Tandoori Chicken at The Copper Chimney Restaurant on Avenue Road

My parents both hated curry. My mother hated cats and my father hated beer. Is it any surprise that I only came to a love for curry, cats and beer (not necessarily in that order) long after leaving the parental home? None of these three affections came naturally to me, because we are so very much the creatures of our conditioning – when it comes to almost everything except in those few matters where we have taken great care to rebel against our upbringing.

Curry is my favourite of the three, but I have thus far been terribly disappointed at the demise of Cuisine of India, which was Toronto's best curry and tandoori house since 1990. Not that the bar is so high. Most of the Indian restaurants I've tried serve greasy generic curries that taste like they've been sitting on the back of the stove since yesterday.

Cuisine of India closed thanks to the redevelopment of its block, and re-opened on Yonge at Davisville, but the owners have since given up the restaurant business entirely and are now only catering. Long-time C of I chef Jokh Rana has now migrated to The Copper Chimney, on Avenue Road just south of the 401.

His work at The Copper Chimney is less sharp and refined than it was at Cuisine of India (RIP) and has become more home-style – many rich, strong curry sauces of diverse flavours and still the suite of fabulous breads and the glorious meats roasted in the tandoor.

The only place Chef puts a foot wrong is with the appetizers. Sure, most Indian apps are deep-fried, but offering five deep-fried out of five apps? That's just plain dumb. Perhaps they could take a page from Amaya's book and change it up? The onion bhaji are soggy and uncrisp. Amritsari fish tastes charming thanks to a seasoning of turmeric, coriander and garam masala, and we like the creamed coriander-mint chutney, but the batter on the fish is far too thick and heavy. The garlic-vegetable balls have more pizzazz, thanks to deep, rich, garlicky cooked-down tomato sauce, but they too are afflicted with the deep-fryer stodge problem. Chili-lime wings are also texturally desolate – neither crisp nor crunchy – but they also benefit flavour-wise from the sour (lime), the sweet and a chili-garlic kick. And what's with the mulligatawny soup? At Cuisine of India, it sang, it danced on the taste buds. Here, it's gone all bland and boring.

One might be better off going directly to the tandoor here, for the cook manning the oven knows exactly when to pull things out, and how to marinate them with a punch. Tandoori chicken is redolent of yogurt and spices, and perfectly tender. The tandoor also bakes breads as grand as our favourites from Cuisine of India. Their onion kulcha might be the best Indian bread in town, soft-cooked onion inside soft layers of hot bread. Garlic naan is another contender: crisp, hot, studded with garlic cooked just enough to sweeten it.

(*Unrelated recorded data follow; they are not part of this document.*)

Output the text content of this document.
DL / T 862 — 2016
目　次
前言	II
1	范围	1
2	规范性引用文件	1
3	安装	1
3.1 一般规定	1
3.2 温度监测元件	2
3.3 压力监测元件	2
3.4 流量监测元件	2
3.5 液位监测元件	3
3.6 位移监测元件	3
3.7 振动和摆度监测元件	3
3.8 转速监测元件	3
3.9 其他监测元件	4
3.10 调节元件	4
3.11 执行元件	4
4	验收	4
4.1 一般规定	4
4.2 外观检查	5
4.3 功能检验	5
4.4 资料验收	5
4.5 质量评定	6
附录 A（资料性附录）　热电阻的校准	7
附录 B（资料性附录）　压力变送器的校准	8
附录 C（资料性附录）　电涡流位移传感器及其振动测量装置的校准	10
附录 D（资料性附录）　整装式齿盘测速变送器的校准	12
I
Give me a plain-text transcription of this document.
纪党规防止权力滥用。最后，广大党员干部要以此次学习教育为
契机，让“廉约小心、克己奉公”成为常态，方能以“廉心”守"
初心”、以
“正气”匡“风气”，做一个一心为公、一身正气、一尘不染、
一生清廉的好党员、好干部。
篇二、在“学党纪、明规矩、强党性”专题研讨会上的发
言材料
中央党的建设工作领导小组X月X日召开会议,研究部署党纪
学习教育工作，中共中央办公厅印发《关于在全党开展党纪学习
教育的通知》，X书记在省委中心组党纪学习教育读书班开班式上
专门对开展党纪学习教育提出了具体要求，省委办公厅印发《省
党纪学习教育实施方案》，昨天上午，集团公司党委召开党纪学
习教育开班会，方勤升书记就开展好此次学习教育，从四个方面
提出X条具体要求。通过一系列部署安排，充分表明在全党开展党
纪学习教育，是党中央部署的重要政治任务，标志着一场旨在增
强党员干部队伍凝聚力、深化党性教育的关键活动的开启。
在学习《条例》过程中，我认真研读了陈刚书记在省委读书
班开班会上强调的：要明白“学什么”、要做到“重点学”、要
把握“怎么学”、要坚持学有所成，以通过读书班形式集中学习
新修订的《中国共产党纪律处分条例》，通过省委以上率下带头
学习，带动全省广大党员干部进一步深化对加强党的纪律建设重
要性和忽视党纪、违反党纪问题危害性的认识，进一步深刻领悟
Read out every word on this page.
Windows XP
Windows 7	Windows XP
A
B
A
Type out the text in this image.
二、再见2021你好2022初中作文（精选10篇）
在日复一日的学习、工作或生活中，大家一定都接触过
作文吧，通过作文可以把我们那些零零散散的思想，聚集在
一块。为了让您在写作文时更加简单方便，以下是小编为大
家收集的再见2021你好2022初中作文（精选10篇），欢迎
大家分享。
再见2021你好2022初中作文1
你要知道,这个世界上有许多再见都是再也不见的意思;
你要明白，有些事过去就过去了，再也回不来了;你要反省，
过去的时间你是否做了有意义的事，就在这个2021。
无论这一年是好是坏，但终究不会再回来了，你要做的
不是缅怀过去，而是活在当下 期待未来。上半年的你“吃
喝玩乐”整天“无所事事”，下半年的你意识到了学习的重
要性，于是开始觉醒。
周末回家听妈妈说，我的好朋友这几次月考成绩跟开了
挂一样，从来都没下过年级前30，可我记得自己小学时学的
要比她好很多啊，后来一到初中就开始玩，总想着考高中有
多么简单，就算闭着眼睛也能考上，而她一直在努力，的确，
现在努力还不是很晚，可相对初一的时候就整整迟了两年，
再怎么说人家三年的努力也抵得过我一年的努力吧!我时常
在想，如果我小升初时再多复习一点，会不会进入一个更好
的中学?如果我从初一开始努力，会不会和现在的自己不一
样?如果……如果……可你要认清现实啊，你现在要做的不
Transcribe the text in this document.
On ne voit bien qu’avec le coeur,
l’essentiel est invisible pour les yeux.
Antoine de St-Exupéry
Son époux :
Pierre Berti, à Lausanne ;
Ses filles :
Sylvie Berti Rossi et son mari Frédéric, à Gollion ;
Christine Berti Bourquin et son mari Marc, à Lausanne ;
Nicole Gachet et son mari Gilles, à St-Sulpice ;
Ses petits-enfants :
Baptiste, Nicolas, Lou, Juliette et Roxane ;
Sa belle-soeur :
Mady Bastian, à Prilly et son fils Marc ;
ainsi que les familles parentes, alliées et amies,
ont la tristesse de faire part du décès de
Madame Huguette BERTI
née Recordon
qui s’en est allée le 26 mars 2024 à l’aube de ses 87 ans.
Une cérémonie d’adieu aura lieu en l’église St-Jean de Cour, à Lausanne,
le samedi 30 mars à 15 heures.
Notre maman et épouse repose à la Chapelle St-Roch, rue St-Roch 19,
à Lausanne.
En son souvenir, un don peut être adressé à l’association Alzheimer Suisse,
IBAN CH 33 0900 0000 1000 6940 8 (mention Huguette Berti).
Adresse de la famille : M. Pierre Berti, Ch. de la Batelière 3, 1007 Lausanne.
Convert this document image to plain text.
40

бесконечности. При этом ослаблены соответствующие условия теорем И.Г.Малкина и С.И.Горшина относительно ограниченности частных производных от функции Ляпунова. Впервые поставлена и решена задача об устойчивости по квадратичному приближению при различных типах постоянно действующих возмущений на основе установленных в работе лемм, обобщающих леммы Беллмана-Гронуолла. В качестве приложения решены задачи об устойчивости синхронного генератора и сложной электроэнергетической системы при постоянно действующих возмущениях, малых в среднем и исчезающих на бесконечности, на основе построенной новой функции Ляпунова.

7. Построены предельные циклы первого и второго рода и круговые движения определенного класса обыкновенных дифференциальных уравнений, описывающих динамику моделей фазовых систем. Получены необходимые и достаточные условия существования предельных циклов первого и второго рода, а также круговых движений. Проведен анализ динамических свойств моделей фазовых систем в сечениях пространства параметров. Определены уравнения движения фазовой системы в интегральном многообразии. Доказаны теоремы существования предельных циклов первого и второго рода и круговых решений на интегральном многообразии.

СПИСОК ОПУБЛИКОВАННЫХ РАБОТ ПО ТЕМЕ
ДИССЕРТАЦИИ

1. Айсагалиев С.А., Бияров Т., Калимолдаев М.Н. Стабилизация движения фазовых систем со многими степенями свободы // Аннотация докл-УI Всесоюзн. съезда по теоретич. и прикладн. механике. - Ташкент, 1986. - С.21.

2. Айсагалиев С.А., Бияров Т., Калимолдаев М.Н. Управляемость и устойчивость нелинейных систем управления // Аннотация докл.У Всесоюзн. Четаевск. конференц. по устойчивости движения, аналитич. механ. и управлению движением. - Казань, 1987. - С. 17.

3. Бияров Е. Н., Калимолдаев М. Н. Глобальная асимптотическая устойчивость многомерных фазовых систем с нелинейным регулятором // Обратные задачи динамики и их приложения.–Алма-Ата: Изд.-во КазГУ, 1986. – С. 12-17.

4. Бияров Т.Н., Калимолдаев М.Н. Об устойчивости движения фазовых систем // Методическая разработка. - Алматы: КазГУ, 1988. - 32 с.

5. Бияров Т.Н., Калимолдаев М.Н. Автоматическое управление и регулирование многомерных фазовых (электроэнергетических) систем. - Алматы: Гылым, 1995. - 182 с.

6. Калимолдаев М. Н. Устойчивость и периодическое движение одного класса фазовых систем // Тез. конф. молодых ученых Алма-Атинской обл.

Chef does great things with lentils, which is no mean feat. His daal tadka is yellow lentils cooked mushy and infused with deep strong flavour from onions and tomato spiked with young ginger. His veg rice pilau is buttery basmati studded with wonderful veg save for one error – frozen green beans. Bad call. Aloo gobi, a great dish for $10.95, is the usual potatoes and cauliflower but with more than the usual savour from a lot of ginger and garlic in the lightly creamed tomato sauce.

Even the expensive dishes are not expensive here: $14.95 buys mango prawns, large shrimps swimming in creamy, thick coconut sauce inflected with fenugreek for sparkle and topped with shredded green mango for textural entertainment and a puckery fruit finish. Chef's special nalli lamb is also entertaining: Lamb shank cooked tender in rich, thick, brown sauce built on yogurt and onion, flavoured with cloves and ginger.

There is one dessert worth eating. Not everybody likes Indian desserts, which are infamous for their excess of sugar. Forget the gulab jamun. It's a technically interesting dessert, but I don't find it appetizing. Ras malai, on the other hand, is addictive. This dessert is sweetened paneer (fresh Indian cheese) sitting in a pool of either cream or boiled-down milk and spiced with cardamom and pistachios.

And it's all available to take out! Save for the deep-fried apps, which you ought to avoid, everything the Chimney does travels well, and they take off 10 per cent for takeout orders. Not that I dislike the room, but it's ordinary, a long narrow space that gets overheated when crowded (which is pretty much always on weekends). The burgundy tablecloths and Indian wall hangings are pleasantly predictable and the service is not as good as the food. My personal idea of a really great Saturday night would be to light every candle in the house, turn off all mobile-communication devices, and get takeout from The Copper Chimney, from tandoori to ras malai.